À partir de quatorze ans, elle ouvre son horizon classique et commence à chanter pour le plaisir toutes les parties instrumentales qu'elle écoute sur les vinyles de Miles Davis, Herbie Hancock, Chick Corea, Frank Zappa, King Crimson, Emerson Lake and Palmer, Gentle Giant, Mahavishnu Orchestra, Jethro Tull, Yes, Genesis, Weather report, Magma...
C'est ainsi qu'elle développe spontanément de solides aptitudes rythmiques et mélodiques, à la manière de la tradition orale de l'enseignement de la musique en Inde, pays dont elle apprécie particulièrement l'art.
Toujours poussée par la nécessité de s'exprimer, d'inventer, elle se consacre également à la peinture et à l'écriture de poèmes, en autodidacte.
Contrariées après le bac par ses proches, ses vocations artistiques ne pourront commencer à éclore qu'en 1979, à l'âge de vingt deux ans.
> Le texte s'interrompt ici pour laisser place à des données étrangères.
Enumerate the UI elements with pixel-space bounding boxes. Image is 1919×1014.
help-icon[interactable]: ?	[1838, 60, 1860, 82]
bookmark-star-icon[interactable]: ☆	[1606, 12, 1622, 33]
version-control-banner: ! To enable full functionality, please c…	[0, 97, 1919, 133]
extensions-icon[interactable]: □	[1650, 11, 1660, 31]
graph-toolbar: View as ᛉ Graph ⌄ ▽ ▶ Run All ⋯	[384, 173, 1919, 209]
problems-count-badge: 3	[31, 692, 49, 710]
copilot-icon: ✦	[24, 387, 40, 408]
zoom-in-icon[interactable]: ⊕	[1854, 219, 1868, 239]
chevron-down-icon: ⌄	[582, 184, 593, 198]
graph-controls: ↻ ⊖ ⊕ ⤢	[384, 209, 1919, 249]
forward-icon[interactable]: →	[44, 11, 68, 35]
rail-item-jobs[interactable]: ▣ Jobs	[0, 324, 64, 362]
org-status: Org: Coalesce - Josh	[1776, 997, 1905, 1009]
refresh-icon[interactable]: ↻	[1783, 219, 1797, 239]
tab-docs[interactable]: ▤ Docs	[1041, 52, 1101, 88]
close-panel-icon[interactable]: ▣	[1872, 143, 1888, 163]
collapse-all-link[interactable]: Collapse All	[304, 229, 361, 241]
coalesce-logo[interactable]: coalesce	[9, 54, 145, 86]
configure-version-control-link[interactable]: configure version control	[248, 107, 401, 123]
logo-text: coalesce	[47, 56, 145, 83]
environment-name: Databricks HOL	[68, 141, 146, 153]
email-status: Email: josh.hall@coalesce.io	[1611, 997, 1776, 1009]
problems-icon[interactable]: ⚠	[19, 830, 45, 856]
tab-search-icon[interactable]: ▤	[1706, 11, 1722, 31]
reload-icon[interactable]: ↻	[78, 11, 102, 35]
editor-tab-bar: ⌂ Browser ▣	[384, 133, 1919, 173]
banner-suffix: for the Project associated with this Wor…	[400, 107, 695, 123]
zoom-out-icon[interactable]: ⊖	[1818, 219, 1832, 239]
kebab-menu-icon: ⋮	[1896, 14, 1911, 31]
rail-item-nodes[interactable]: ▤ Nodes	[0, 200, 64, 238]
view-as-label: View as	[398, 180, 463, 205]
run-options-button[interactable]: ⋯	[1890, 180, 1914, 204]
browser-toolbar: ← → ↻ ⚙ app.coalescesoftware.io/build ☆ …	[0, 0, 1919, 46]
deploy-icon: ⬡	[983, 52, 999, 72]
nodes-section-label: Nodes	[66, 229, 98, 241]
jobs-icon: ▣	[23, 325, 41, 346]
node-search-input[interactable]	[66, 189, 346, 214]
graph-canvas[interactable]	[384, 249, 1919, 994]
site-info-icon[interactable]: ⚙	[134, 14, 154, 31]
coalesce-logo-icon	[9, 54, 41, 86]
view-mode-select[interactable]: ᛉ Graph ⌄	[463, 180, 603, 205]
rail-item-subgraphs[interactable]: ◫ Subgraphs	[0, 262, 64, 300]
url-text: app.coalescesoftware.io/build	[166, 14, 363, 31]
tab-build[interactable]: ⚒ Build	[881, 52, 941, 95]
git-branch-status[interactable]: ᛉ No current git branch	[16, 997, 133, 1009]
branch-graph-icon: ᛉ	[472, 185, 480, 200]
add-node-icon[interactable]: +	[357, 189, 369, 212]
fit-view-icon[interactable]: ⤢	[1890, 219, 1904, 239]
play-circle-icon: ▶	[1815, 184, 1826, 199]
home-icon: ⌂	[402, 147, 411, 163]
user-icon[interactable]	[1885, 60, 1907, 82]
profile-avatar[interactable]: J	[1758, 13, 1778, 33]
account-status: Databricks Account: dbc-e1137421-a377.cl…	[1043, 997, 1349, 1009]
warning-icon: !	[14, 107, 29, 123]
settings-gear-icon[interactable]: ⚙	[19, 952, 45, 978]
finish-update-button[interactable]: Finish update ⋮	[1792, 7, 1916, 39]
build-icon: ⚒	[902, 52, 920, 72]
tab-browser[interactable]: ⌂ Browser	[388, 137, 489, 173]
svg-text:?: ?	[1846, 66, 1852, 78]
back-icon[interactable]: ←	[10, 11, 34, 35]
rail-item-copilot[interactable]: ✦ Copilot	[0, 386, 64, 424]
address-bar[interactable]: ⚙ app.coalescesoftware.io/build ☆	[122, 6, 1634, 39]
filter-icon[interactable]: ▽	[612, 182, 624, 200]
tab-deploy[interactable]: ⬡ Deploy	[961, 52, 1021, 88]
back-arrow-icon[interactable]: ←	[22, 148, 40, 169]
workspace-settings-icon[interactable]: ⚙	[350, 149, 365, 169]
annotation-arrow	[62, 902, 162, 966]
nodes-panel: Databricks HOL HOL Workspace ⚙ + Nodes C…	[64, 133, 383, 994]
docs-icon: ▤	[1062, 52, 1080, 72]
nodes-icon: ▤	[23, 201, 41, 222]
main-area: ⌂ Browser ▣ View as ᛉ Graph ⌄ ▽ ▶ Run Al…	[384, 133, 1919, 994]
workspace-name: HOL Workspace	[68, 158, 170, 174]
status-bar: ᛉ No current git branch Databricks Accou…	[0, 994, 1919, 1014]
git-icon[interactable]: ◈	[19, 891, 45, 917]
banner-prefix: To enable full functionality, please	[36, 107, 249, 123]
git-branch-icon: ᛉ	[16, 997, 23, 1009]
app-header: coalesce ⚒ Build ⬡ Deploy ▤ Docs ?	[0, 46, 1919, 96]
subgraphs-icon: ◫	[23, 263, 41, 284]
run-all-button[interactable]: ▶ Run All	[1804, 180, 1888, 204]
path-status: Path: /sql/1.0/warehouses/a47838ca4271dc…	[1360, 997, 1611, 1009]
Après une licence d'anglais, d'une maîtrise d'espagnol et l'enseignement en lycée pendant deux ans, elle choisit de tout plaquer et de se consacrer entièrement au piano.
C'est à ce moment là qu'elle rencontre Thomas Patris qui deviendra son compagnon de vie. Elle crée et travaille avec lui un répertoire qu'ils proposent en concert de 1981 à 1985, quand elle doit arrêter la scène. Le répertoire du Duo sera retravaillé, arrangé et enregistré en studio en 2024 sous le titre "Duorigines".
Handicapée par une longue maladie pendant vingt ans,
elle continue cependant à travailler son instrument et donne
des cours de piano entre 1990 et 2008.


En autodidacte, elle reprend également la peinture, découvre le modelage et vend ses créations lors d'expositions sur Paris dans les années 2000.


HÉLÈNE PATRIS

Depuis 2009, Hélène enregistre ses compositions
(Piano, chant, instrumentaux sur Logic Pro)
et les offre sur Soundcloud et You Tube



Le désir profond de Thomas pour la composition s'exprime d'abord dans le groupe qu'il forme en 1978 et qu'intègre fin 1979 Hélène, pianiste et compositrice depuis l'enfance. Elle devient sa compagne de répétition, puis de scène et enfin de vie.
Après la dissolution du groupe, c'est en duo piano / batterie que Thomas et Hélène proposent leurs compositions en concert dans les années 80.
Thomas y présente déjà un solo de quinze minutes, composé dès 79. Il écrit également des parties mélodiques sur les cinq premières minutes de ce solo.
Arrangé pour le piano par Hélène, le morceau deviendra "Course pour fuite", joué en clôture de concert.
DUO
Piano/Batterie

ALBUM 2024
Hélène et Thomas enregistrent dans leur studio cet album avant de se consacrer à leurs compositions respectives.